How Dare That Kids Help Stop Flooding in Fargo, Ed Schultz Fumes

April 9th, 2013 5:30 PM

"Teach your children well," sang Crosby, Stills, Nash and Young in a syrupy overplayed hippie anthem from 1970. (Not to worry, I won't link).

Teach them to say "screw you" to their community, Ed Schultz instructs the children now. While he waits and waits and waits for "The Ed Show" to make its transition from primetime to the penal colony that is MSNBC weekends, Schultz continues spewing his trademark buffoonery through his radio show. (audio clip after page break)

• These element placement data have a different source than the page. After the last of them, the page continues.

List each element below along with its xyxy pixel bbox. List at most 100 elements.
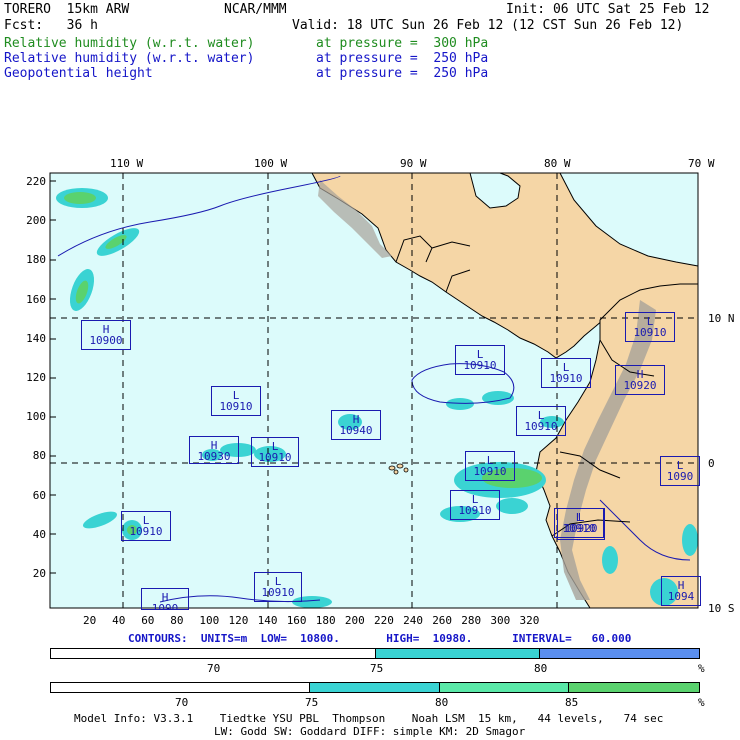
forecast-hour: Fcst: 36 h — [4, 18, 98, 33]
colorbar-250-tick-70: 70 — [207, 662, 221, 675]
y-tick-label: 80 — [32, 449, 46, 463]
colorbar-250-segment-cyan — [376, 649, 540, 658]
pressure-center-box: H 10930 — [189, 436, 239, 464]
y-tick-label: 60 — [32, 488, 46, 502]
lat-label-0: 0 — [708, 457, 715, 470]
lon-label-90w: 90 W — [400, 157, 427, 170]
colorbar-250-segment-white — [51, 649, 376, 658]
pressure-center-value: 10910 — [219, 400, 253, 413]
field-2-name: Relative humidity (w.r.t. water) — [4, 51, 255, 66]
contour-info: CONTOURS: UNITS=m LOW= 10800. HIGH= 1098… — [128, 632, 632, 645]
x-tick-label: 140 — [257, 614, 278, 627]
colorbar-300-segment-lightgreen — [439, 683, 570, 692]
pressure-center-value: 10910 — [129, 525, 163, 538]
pressure-center-box: L 10910 — [516, 406, 566, 436]
y-tick-label: 140 — [26, 331, 46, 345]
x-tick-label: 300 — [490, 614, 511, 627]
x-tick-label: 180 — [315, 614, 336, 627]
lon-label-100w: 100 W — [254, 157, 288, 170]
pressure-center-value: 1090 — [151, 602, 179, 610]
pressure-center-value: 10910 — [261, 586, 295, 599]
x-tick-label: 40 — [112, 614, 126, 627]
pressure-center-value: 10910 — [549, 372, 583, 385]
pressure-center-value: 10910 — [473, 465, 507, 478]
colorbar-250-unit: % — [698, 662, 705, 675]
pressure-center-value: 10910 — [524, 420, 558, 433]
pressure-center-value: 10920 — [623, 379, 657, 392]
pressure-center-box: L 10910 — [211, 386, 261, 416]
pressure-center-box: H 10940 — [331, 410, 381, 440]
pressure-center-box: L 10910 — [455, 345, 505, 375]
y-tick-label: 20 — [32, 567, 46, 580]
x-tick-label: 120 — [228, 614, 249, 627]
colorbar-300-tick-70: 70 — [175, 696, 189, 709]
x-tick-label: 60 — [141, 614, 155, 627]
x-tick-label: 160 — [286, 614, 307, 627]
pressure-center-value: 10910 — [258, 451, 292, 464]
y-tick-label: 180 — [26, 253, 46, 267]
pressure-center-value: 10910 — [633, 326, 667, 339]
colorbar-300-segment-green — [569, 683, 699, 692]
colorbar-250-segment-blue — [539, 649, 699, 658]
x-tick-label: 260 — [432, 614, 453, 627]
x-tick-label: 320 — [519, 614, 540, 627]
colorbar-300-segment-white — [51, 683, 311, 692]
pressure-center-value: 10900 — [89, 334, 123, 347]
pressure-center-value: 10910 — [458, 504, 492, 517]
organization: NCAR/MMM — [224, 2, 287, 17]
x-tick-label: 200 — [344, 614, 365, 627]
colorbar-300-tick-85: 85 — [565, 696, 579, 709]
pressure-center-value: 10920 — [564, 522, 598, 535]
field-2-level: at pressure = 250 hPa — [316, 51, 489, 66]
colorbar-300-tick-75: 75 — [305, 696, 319, 709]
y-tick-label: 160 — [26, 292, 46, 306]
x-tick-label: 220 — [374, 614, 394, 627]
y-tick-label: 40 — [32, 527, 46, 541]
y-tick-label: 120 — [26, 371, 46, 384]
pressure-center-value: 10910 — [463, 359, 497, 372]
y-tick-label: 220 — [26, 175, 46, 188]
x-tick-label: 100 — [199, 614, 220, 627]
pressure-center-box: H 10900 — [81, 320, 131, 350]
x-tick-label: 240 — [403, 614, 423, 627]
pressure-center-value: 1090 — [666, 470, 694, 483]
field-3-level: at pressure = 250 hPa — [316, 66, 489, 81]
lat-label-10s: 10 S — [708, 602, 735, 615]
lon-label-110w: 110 W — [110, 157, 144, 170]
pressure-center-box: L 10910 — [121, 511, 171, 541]
pressure-center-value: 10940 — [339, 424, 373, 437]
pressure-center-box: L 10910 — [625, 312, 675, 342]
colorbar-300-tick-80: 80 — [435, 696, 449, 709]
lon-label-70w: 70 W — [688, 157, 715, 170]
model-info-line2: LW: Godd SW: Goddard DIFF: simple KM: 2D… — [214, 725, 526, 738]
model-info-line1: Model Info: V3.3.1 Tiedtke YSU PBL Thomp… — [74, 712, 664, 725]
colorbar-250-tick-75: 75 — [370, 662, 384, 675]
init-time: Init: 06 UTC Sat 25 Feb 12 — [506, 2, 710, 17]
pressure-center-box: H 1094 — [661, 576, 701, 606]
colorbar-250-tick-80: 80 — [534, 662, 548, 675]
lon-label-80w: 80 W — [544, 157, 571, 170]
pressure-center-box: L 10910 — [450, 490, 500, 520]
y-tick-label: 200 — [26, 214, 46, 228]
colorbar-300hpa — [50, 682, 700, 693]
valid-time: Valid: 18 UTC Sun 26 Feb 12 (12 CST Sun … — [292, 18, 684, 33]
x-tick-label: 280 — [461, 614, 482, 627]
x-tick-label: 20 — [83, 614, 97, 627]
field-1-name: Relative humidity (w.r.t. water) — [4, 36, 255, 51]
colorbar-300-unit: % — [698, 696, 705, 709]
pressure-center-box: H 10920 — [615, 365, 665, 395]
field-1-level: at pressure = 300 hPa — [316, 36, 489, 51]
model-title: TORERO 15km ARW — [4, 2, 130, 17]
pressure-center-box: L 10910 — [251, 437, 299, 467]
x-tick-label: 80 — [170, 614, 184, 627]
pressure-center-value: 10930 — [197, 450, 231, 463]
field-3-name: Geopotential height — [4, 66, 153, 81]
pressure-center-box: L 1090 — [660, 456, 700, 486]
pressure-center-box: L 10910 — [541, 358, 591, 388]
pressure-center-box: H 1090 — [141, 588, 189, 610]
y-tick-label: 100 — [26, 410, 46, 424]
pressure-center-box: L 10920 — [557, 508, 605, 540]
pressure-center-box: L 10910 — [254, 572, 302, 602]
pressure-center-value: 1094 — [667, 590, 695, 603]
pressure-center-box: L 10910 — [465, 451, 515, 481]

Yesterday, for example, Schultz actually criticized volunteers working to stem the inevitable spring flooding in Fargo, N.D., for asking middle school students to lend a hand (audio) --

Broadcasting from the city that has no bones about asking eighth graders to come down to the facility and start making sandbags so the wealthy people don't have to pay for a dike. Good 'ol Fargo, Nort' Dakota. That's how they flood fight. It's called slave labor. Make 'em think they're really building character. In fact, they have to build character every spring! The college kids, I think, have figured it out. Screw you! So now they're picking on the eighth graders.

Got that? Requesting that adolescents sacrifice a few hours of time and sweat to help save their city from the ravages of flooding is "slave labor," according to Schultz, who can't tell the difference between volunteer work and that imposed by force with those doing the labor having no say in the matter.

Needless to say, Schultz wants all such work done by government employees, preferably those in public-sector unions providing generous and ultimately unsustainable health care and pension plans. Come to think of it, is there any work Schultz doesn't want done this way?

As far as he's concerned, we should teach children to be indifferent to their communities, reliant on government for every contingency large and small (recall how well this worked in New Orleans after Katrina hit), cynical to the core (what's in it for me?!) and resentful class warriors ever willing to milk the rich, regardless of what they've already paid.